I was promoted to Java Team Lead earlier this year, a role that comes with the responsibility of doing performance reviews biannually. In my first four months in the position I haven’t really worked closely with my team at all; they’re on completely different projects, and they are all just as busy as I am.

Without knowing a great deal about the work they’ve been doing over the last 4-5 months, I needed to generate some metrics to see how each of my team members has performed against their Individual Performance Objectives. I wasn’t sure how I was going to do this, until I delved into the world advanced searching in JIRA with JQL (Jira Query Language).

Our development team uses JIRA for issue management, so everyone’s work on items is traced (to a degree - we could be using JIRA a lot better). With all most of our work data stored, it was just a matter of extracting the information I needed for the metrics I needed it for.

Simple search using all of the fields JIRA provides just wasn’t cutting it. Searches only allowed me to view issues for the current assignee, or its current status. I needed to know whether issues were assigned to my team members at some point in the last 6 months, or if they had worked on an issue that had passed or failed a code review.
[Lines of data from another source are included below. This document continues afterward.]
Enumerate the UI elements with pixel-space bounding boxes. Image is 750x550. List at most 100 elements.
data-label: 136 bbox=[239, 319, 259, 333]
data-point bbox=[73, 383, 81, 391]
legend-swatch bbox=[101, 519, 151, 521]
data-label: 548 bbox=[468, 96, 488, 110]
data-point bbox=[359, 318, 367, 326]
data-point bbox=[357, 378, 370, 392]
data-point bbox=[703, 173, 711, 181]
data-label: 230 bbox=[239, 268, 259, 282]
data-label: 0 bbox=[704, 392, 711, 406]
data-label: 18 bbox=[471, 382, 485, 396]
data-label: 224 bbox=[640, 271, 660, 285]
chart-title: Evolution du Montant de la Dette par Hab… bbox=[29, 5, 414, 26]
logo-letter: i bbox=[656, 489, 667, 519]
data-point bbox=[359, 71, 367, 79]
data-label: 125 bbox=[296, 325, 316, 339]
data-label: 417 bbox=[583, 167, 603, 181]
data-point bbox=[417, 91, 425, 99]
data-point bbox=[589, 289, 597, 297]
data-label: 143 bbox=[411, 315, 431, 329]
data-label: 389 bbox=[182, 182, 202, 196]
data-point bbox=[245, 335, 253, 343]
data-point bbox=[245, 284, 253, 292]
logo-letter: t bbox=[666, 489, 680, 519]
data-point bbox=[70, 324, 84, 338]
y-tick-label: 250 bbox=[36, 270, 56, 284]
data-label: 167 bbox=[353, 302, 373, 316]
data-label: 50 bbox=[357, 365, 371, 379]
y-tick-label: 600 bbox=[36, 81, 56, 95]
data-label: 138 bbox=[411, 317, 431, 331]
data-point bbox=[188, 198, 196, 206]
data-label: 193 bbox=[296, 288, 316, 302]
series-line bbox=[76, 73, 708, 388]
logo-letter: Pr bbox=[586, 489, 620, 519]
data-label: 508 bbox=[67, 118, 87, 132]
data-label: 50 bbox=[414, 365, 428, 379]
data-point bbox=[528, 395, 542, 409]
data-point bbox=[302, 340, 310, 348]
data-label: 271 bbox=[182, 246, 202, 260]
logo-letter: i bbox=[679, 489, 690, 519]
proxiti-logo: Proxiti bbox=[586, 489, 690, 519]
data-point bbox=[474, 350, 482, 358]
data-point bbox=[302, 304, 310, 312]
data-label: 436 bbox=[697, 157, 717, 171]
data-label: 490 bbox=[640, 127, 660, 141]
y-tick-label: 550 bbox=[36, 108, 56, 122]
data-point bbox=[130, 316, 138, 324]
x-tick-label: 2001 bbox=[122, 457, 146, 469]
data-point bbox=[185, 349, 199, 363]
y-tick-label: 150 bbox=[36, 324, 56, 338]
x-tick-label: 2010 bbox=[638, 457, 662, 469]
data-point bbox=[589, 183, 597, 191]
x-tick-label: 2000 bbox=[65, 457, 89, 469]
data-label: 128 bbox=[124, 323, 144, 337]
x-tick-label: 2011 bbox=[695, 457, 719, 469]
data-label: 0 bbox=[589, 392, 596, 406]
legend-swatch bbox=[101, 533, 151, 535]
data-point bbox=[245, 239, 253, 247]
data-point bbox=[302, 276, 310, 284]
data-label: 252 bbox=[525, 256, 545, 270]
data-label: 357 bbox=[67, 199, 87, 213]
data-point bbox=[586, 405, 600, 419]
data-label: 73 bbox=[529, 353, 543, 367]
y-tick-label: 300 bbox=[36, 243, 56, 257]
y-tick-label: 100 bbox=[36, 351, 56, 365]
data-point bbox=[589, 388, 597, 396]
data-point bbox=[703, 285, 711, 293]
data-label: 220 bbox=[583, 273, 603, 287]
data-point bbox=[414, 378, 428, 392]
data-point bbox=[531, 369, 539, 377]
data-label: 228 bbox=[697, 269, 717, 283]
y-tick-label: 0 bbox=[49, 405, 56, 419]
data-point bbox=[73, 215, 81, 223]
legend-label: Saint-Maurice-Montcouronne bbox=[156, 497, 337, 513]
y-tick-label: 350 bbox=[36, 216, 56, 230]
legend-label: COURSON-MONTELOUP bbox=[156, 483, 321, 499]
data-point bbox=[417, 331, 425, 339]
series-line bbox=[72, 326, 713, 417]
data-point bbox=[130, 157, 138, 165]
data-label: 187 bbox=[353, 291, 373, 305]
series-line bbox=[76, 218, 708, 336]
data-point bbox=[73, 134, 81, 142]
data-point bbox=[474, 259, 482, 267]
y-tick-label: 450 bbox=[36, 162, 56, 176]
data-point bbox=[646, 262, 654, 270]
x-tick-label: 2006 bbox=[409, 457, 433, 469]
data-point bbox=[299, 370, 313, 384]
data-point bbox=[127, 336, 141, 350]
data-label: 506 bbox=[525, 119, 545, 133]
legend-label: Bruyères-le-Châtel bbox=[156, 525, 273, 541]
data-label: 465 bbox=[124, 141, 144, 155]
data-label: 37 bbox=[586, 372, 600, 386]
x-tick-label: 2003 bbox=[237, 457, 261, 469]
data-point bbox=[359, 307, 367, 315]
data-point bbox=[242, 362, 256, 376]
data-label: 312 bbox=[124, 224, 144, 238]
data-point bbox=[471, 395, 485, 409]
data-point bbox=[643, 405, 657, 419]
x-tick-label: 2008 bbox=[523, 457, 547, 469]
I’d been avoiding using advanced queries in JIRA; it just looked like another language to learn, and felt it would consume too much time to learn it. But I had to extract this data. So I took a deep breath, and dived in.

I wish I’d done so sooner. JQL is so easy to use, and so powerful, especially with auto-complete feature turned on.

Here are a couple of the measurements I needed, and the queries I used to (help) quantify them:

Performance objective: Perform an equal share of code reviews during each sprint. Quantified by: Comparing the number of issues resolved, against the number of code reviews completed, and the individual’s contribution to those code reviews. Solution:

First, retrieve a list of all issues resolved (and therefore should be code reviewed) for the projects on which the individual worked:

updated >= 2012-06-01 AND project IN ("Comma Separated", "List of", "Projects") AND (status was Resolved OR status = Resolved) ORDER BY updated DESC

Then, retrieve the issues for which the individual did code reviews:

updated >= 2012-06-01 AND project IN ("Comma Separated", "List of", "Projects") AND (status was Resolved OR status = Resolved) AND "Reviewer's Name" = <username> ORDER BY updated DESC

As a supplement, retrieve how many were actually code reviewed:

updated >= 2012-06-01 AND project IN ("Comma Separated", "List of", "Projects") AND (status was Resolved OR status = Resolved) AND "Reviewer's Name" is not EMPTY ORDER BY updated DESC

Performance objective: Complete all development tasks in accordance with our coding standards. Quantified by: Issues the individual has worked on and their code review success/failure ratio. Solution:

How many issues each of them has worked (resolved) on since their mid-year performance review:

updated >= 2012-06-01 AND status CHANGED TO Resolved BY <username> ORDER BY updated DESC

Then how many have been code reviewed:

updated >= 2012-06-01 AND status CHANGED TO Resolved BY <username> AND status WAS "Code Reviewed" AND "Reviewer's Name" != <username> ORDER BY updated DESC

Finally, how many have didn’t pass code review:

updated >= 2012-06-01 AND status CHANGED TO Resolved BY <username> AND status WAS "Code Reviewed" AND "Reviewer's Name" != <username> AND status CHANGED FROM "Code Reviewed" TO Reopened ORDER BY updated DESC

Some of these queries aren’t entirely accurate due to us not having consistent workflows throughout all of our projects, but they can be tweaked to slightly to get the results you’re after.